1/2 lb bacon, sliced
1 onion, chopped
1lb lamb chunks
4 – 5c beef broth
3c red wine
4 garlic cloves, pressed through a garlic press
4 small potatoes, cut into bite sized chunks
couple-few carrots, sliced into rounds
2 T flour
1 T Spike
salt & pepper to taste
2c lentils, cooked

chives & sour cream (optional)

In a large soup pan, cook bacon over medium-high heat until almost cooked through. Reserve 2 T of bacon fat and set aside. Throw onions into the bacon and cook until tender. Add in lamb and brown outsides. Deglaze pan with a bit of the beef broth. Add in the rest of the beef broth and 2c of the wine. Bring to a boil. Add in garlic and reduce to a simmer. Cover and simmer for 40 minutes or so. Add in the potatoes, cover and simmer until they’re tender. Add in carrots. (You can also add them in last if you like crunchy carrots in your stew.) In another pan, heat bacon fat until bubbling and add in flour. Brown over medium- high heat and add in wine. Stir until pasty. Stir into stew. Add in lentils and spices. Remove from heat. Garnish with the rest of the wine, chives and sour cream.
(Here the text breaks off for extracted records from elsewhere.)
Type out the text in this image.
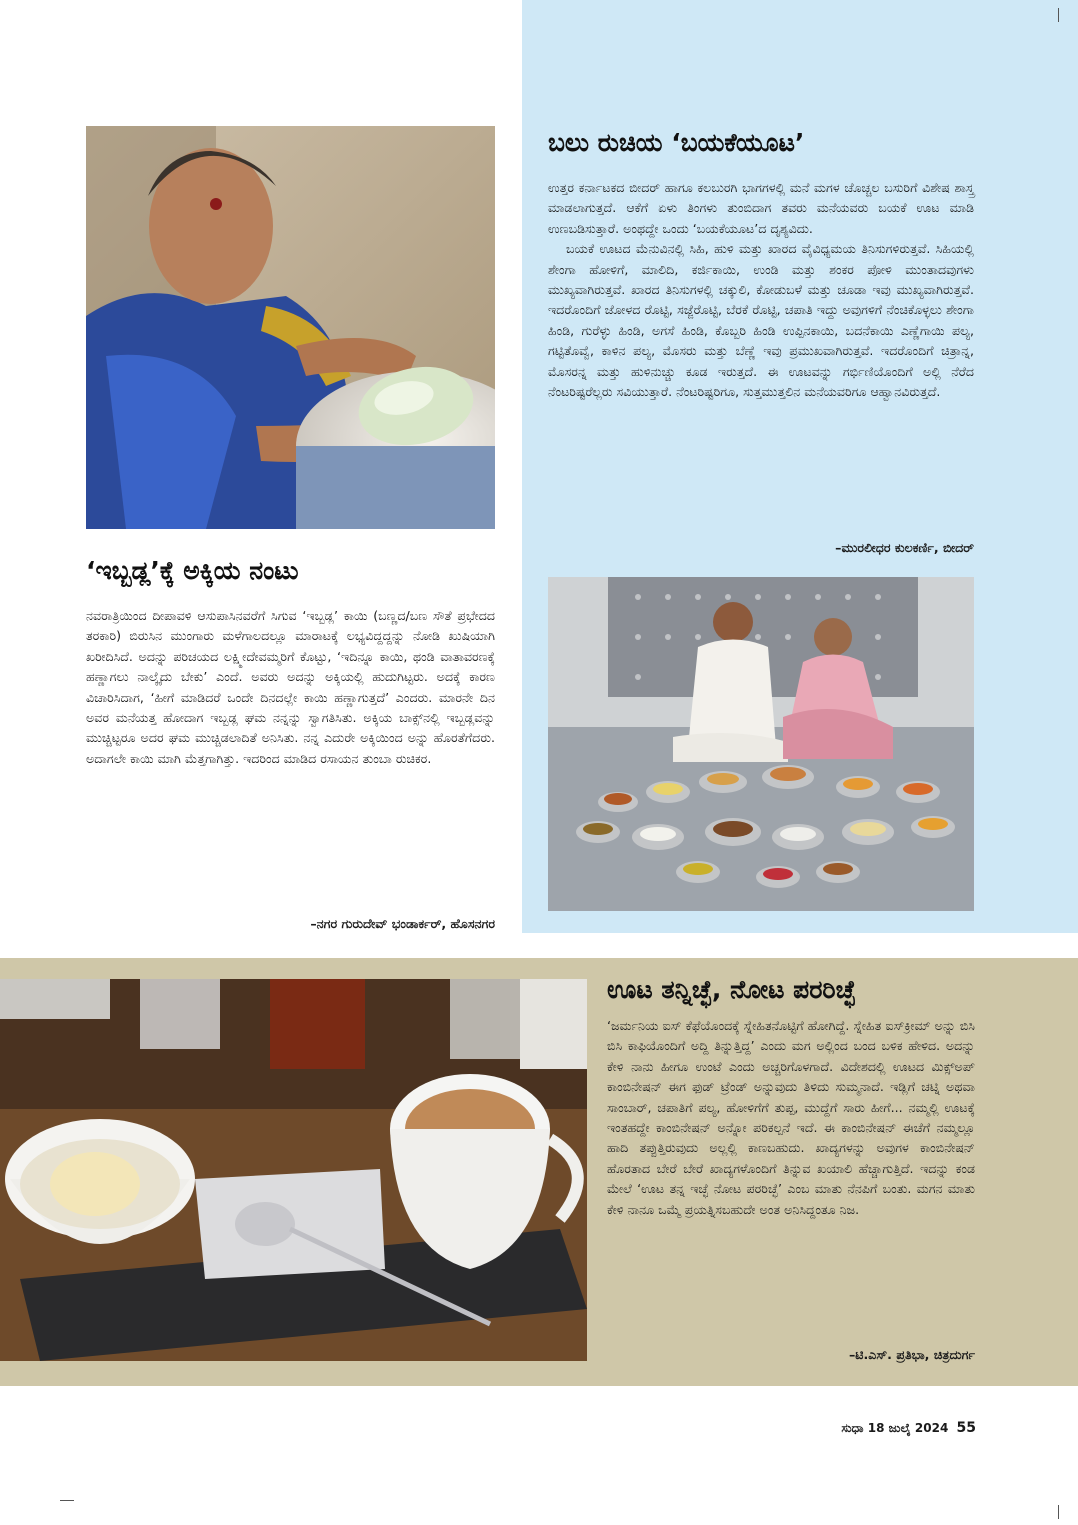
‘ಇಬ್ಬಡ್ಲ’ಕ್ಕೆ ಅಕ್ಕಿಯ ನಂಟು

ನವರಾತ್ರಿಯಿಂದ ದೀಪಾವಳಿ ಆಸುಪಾಸಿನವರೆಗೆ ಸಿಗುವ ‘ಇಬ್ಬಡ್ಲ’ ಕಾಯಿ (ಬಣ್ಣದ/ಬಣ ಸೌತೆ ಪ್ರಭೇದದ ತರಕಾರಿ) ಬಿರುಸಿನ ಮುಂಗಾರು ಮಳೆಗಾಲದಲ್ಲೂ ಮಾರಾಟಕ್ಕೆ ಲಭ್ಯವಿದ್ದದ್ದನ್ನು ನೋಡಿ ಖುಷಿಯಾಗಿ ಖರೀದಿಸಿದೆ. ಅದನ್ನು ಪರಿಚಯದ ಲಕ್ಷ್ಮೀದೇವಮ್ಮರಿಗೆ ಕೊಟ್ಟು, ‘ಇದಿನ್ನೂ ಕಾಯಿ, ಥಂಡಿ ವಾತಾವರಣಕ್ಕೆ ಹಣ್ಣಾಗಲು ನಾಲ್ಕೈದು ಬೇಕು’ ಎಂದೆ. ಅವರು ಅದನ್ನು ಅಕ್ಕಿಯಲ್ಲಿ ಹುದುಗಿಟ್ಟರು. ಅದಕ್ಕೆ ಕಾರಣ ವಿಚಾರಿಸಿದಾಗ, ‘ಹೀಗೆ ಮಾಡಿದರೆ ಒಂದೇ ದಿನದಲ್ಲೇ ಕಾಯಿ ಹಣ್ಣಾಗುತ್ತದೆ’ ಎಂದರು. ಮಾರನೇ ದಿನ ಅವರ ಮನೆಯತ್ತ ಹೋದಾಗ ಇಬ್ಬಡ್ಲ ಘಮ ನನ್ನನ್ನು ಸ್ವಾಗತಿಸಿತು. ಅಕ್ಕಿಯ ಬಾಕ್ಸ್‌ನಲ್ಲಿ ಇಬ್ಬಡ್ಲವನ್ನು ಮುಚ್ಚಿಟ್ಟರೂ ಅದರ ಘಮ ಮುಚ್ಚಿಡಲಾದಿತೆ ಅನಿಸಿತು. ನನ್ನ ಎದುರೇ ಅಕ್ಕಿಯಿಂದ ಅನ್ನು ಹೊರತೆಗೆದರು. ಅದಾಗಲೇ ಕಾಯಿ ಮಾಗಿ ಮೆತ್ತಗಾಗಿತ್ತು. ಇದರಿಂದ ಮಾಡಿದ ರಸಾಯನ ತುಂಬಾ ರುಚಿಕರ.

–ನಗರ ಗುರುದೇವ್ ಭಂಡಾರ್ಕರ್, ಹೊಸನಗರ
ಬಲು ರುಚಿಯ ‘ಬಯಕೆಯೂಟ’

ಉತ್ತರ ಕರ್ನಾಟಕದ ಬೀದರ್ ಹಾಗೂ ಕಲಬುರಗಿ ಭಾಗಗಳಲ್ಲಿ ಮನೆ ಮಗಳ ಚೊಚ್ಚಲ ಬಸುರಿಗೆ ವಿಶೇಷ ಶಾಸ್ತ್ರ ಮಾಡಲಾಗುತ್ತದೆ. ಆಕೆಗೆ ಏಳು ತಿಂಗಳು ತುಂಬಿದಾಗ ತವರು ಮನೆಯವರು ಬಯಕೆ ಊಟ ಮಾಡಿ ಉಣಬಡಿಸುತ್ತಾರೆ. ಅಂಥದ್ದೇ ಒಂದು ‘ಬಯಕೆಯೂಟ’ದ ದೃಶ್ಯವಿದು.

ಬಯಕೆ ಊಟದ ಮೆನುವಿನಲ್ಲಿ ಸಿಹಿ, ಹುಳಿ ಮತ್ತು ಖಾರದ ವೈವಿಧ್ಯಮಯ ತಿನಿಸುಗಳಿರುತ್ತವೆ. ಸಿಹಿಯಲ್ಲಿ ಶೇಂಗಾ ಹೋಳಿಗೆ, ಮಾಲಿದಿ, ಕರ್ಜಿಕಾಯಿ, ಉಂಡಿ ಮತ್ತು ಶಂಕರ ಪೋಳಿ ಮುಂತಾದವುಗಳು ಮುಖ್ಯವಾಗಿರುತ್ತವೆ. ಖಾರದ ತಿನಿಸುಗಳಲ್ಲಿ ಚಕ್ಕುಲಿ, ಕೋಡುಬಳೆ ಮತ್ತು ಚೂಡಾ ಇವು ಮುಖ್ಯವಾಗಿರುತ್ತವೆ. ಇದರೊಂದಿಗೆ ಜೋಳದ ರೊಟ್ಟಿ, ಸಜ್ಜೆರೊಟ್ಟಿ, ಬೆರಕೆ ರೊಟ್ಟಿ, ಚಪಾತಿ ಇದ್ದು ಅವುಗಳಿಗೆ ನೆಂಚಿಕೊಳ್ಳಲು ಶೇಂಗಾ ಹಿಂಡಿ, ಗುರೆಳ್ಳು ಹಿಂಡಿ, ಅಗಸೆ ಹಿಂಡಿ, ಕೊಬ್ಬರಿ ಹಿಂಡಿ ಉಪ್ಪಿನಕಾಯಿ, ಬದನೆಕಾಯಿ ಎಣ್ಣೆಗಾಯಿ ಪಲ್ಯ, ಗಟ್ಟಿತೊವ್ವೆ, ಕಾಳಿನ ಪಲ್ಯ, ಮೊಸರು ಮತ್ತು ಬೆಣ್ಣೆ ಇವು ಪ್ರಮುಖವಾಗಿರುತ್ತವೆ. ಇದರೊಂದಿಗೆ ಚಿತ್ರಾನ್ನ, ಮೊಸರನ್ನ ಮತ್ತು ಹುಳಿನುಚ್ಚು ಕೂಡ ಇರುತ್ತದೆ. ಈ ಊಟವನ್ನು ಗರ್ಭಿಣಿಯೊಂದಿಗೆ ಅಲ್ಲಿ ನೆರೆದ ನೆಂಟರಿಷ್ಟರೆಲ್ಲರು ಸವಿಯುತ್ತಾರೆ. ನೆಂಟರಿಷ್ಟರಿಗೂ, ಸುತ್ತಮುತ್ತಲಿನ ಮನೆಯವರಿಗೂ ಆಹ್ವಾನವಿರುತ್ತದೆ.

–ಮುರಲೀಧರ ಕುಲಕರ್ಣಿ, ಬೀದರ್
ಊಟ ತನ್ನಿಚ್ಛೆ, ನೋಟ ಪರರಿಚ್ಛೆ

‘ಜರ್ಮನಿಯ ಐಸ್ ಕೆಫೆಯೊಂದಕ್ಕೆ ಸ್ನೇಹಿತನೊಟ್ಟಿಗೆ ಹೋಗಿದ್ದೆ. ಸ್ನೇಹಿತ ಐಸ್‌ಕ್ರೀಮ್ ಅನ್ನು ಬಿಸಿ ಬಿಸಿ ಕಾಫಿಯೊಂದಿಗೆ ಅದ್ದಿ ತಿನ್ನುತ್ತಿದ್ದ’ ಎಂದು ಮಗ ಅಲ್ಲಿಂದ ಬಂದ ಬಳಿಕ ಹೇಳಿದ. ಅದನ್ನು ಕೇಳಿ ನಾನು ಹೀಗೂ ಉಂಟೆ ಎಂದು ಅಚ್ಚರಿಗೊಳಗಾದೆ. ವಿದೇಶದಲ್ಲಿ ಊಟದ ಮಿಕ್ಸ್‌ಅಪ್ ಕಾಂಬಿನೇಷನ್ ಈಗ ಫುಡ್ ಟ್ರೆಂಡ್ ಅನ್ನುವುದು ತಿಳಿದು ಸುಮ್ಮನಾದೆ. ಇಡ್ಲಿಗೆ ಚಟ್ನಿ ಅಥವಾ ಸಾಂಬಾರ್, ಚಪಾತಿಗೆ ಪಲ್ಯ, ಹೋಳಿಗೆಗೆ ತುಪ್ಪ, ಮುದ್ದೆಗೆ ಸಾರು ಹೀಗೆ... ನಮ್ಮಲ್ಲಿ ಊಟಕ್ಕೆ ಇಂತಹದ್ದೇ ಕಾಂಬಿನೇಷನ್ ಅನ್ನೋ ಪರಿಕಲ್ಪನೆ ಇದೆ. ಈ ಕಾಂಬಿನೇಷನ್ ಈಚೆಗೆ ನಮ್ಮಲ್ಲೂ ಹಾದಿ ತಪ್ಪುತ್ತಿರುವುದು ಅಲ್ಲಲ್ಲಿ ಕಾಣಬಹುದು. ಖಾದ್ಯಗಳನ್ನು ಅವುಗಳ ಕಾಂಬಿನೇಷನ್ ಹೊರತಾದ ಬೇರೆ ಬೇರೆ ಖಾದ್ಯಗಳೊಂದಿಗೆ ತಿನ್ನುವ ಖಯಾಲಿ ಹೆಚ್ಚಾಗುತ್ತಿದೆ. ಇದನ್ನು ಕಂಡ ಮೇಲೆ ‘ಊಟ ತನ್ನ ಇಚ್ಛೆ ನೋಟ ಪರರಿಚ್ಛೆ’ ಎಂಬ ಮಾತು ನೆನಪಿಗೆ ಬಂತು. ಮಗನ ಮಾತು ಕೇಳಿ ನಾನೂ ಒಮ್ಮೆ ಪ್ರಯತ್ನಿಸಬಹುದೇ ಅಂತ ಅನಿಸಿದ್ದಂತೂ ನಿಜ.

–ಟಿ.ಎಸ್. ಪ್ರತಿಭಾ, ಚಿತ್ರದುರ್ಗ
ಸುಧಾ 18 ಜುಲೈ 2024 55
6 thoughts on “Snow Day Stew with Lamb and Lentils

  1. Hi! I found your blog a couple of days ago while wasting time at work (don’t remember where I linked from) and bookmarked it for the snickerdoodle recipe.

    But THIS looks fabulous. I’m going to try it tomorrow but with some venison stew meat I have thawed.

    I know it will make it a totally different recipe, but I think it may still be quite delicious.

    But, what is “Spike” and where do I find it? Does Penzey’s have it?

    (Asking a little sheepishly because I think I’m a pretty good/experienced cook, but I’ve never heard of this one.)


  2. Lydia – Thank you so much. My own boy looked at that picture and said, “You shoot soup in the exactly the same way every time now, don’t you?” Oh well, soup is soup. It pretty much just sits there!

    notfainthearted – Spike. I have no idea how we started using the stuff – so when you asked the question I looked it up; It’s basically just a spice mixture with garlic and veggie flavors. It seems that it’s made by some kooky nutrition guru. Who knew. Anyway, if it exists in your neck of the woods you can find it in your local grocery store in the spice aisle with things like Accent and Old Bay seasonings.

    (And I think venison will be great!)

  3. found the Spike at Cub, just where you said it would be. Just have never seen it before!

    You were right, it turned out GREAT with the venison. DS1 had seconds and DS2 waited to go sliding so he could eat.

    I have a feeling it will be in the regular rotation for a while.

    If I didn’t need a nap just now, I’d try the snickerdoodles today 😉


  4. Not a bad idea for a recipe, but I can’t find when the lentils are supposed to come… Besides they should cook with the stew, not be added pre-cooked, in my opinion.

    This type of recipe also works very well with celery , tomatoes and mushrooms. I would replace Spike with some fresh thyme and coriander seeds too.

    Good food’s good!

  5. notfainthearted – excellent! I’m so glad to hear it.

    Antoine – Thanks, I think.

    I chose not to cook the lentils in the stew so that they wouldn’t pick up the broth flavor and would just taste like lentils. I chose to cook the potatoes in the stew so that they would pick up the broth flavor. It was a matter of creating contrasts in the stew. It’s the same reason I didn’t really cook the carrots.

    I added in spike to round out the flavors, not to add extra flavor. Replacing it with thyme and coriander would not have worked for what I was doing. But, stew is stew. You can do almost anything and have it turn out.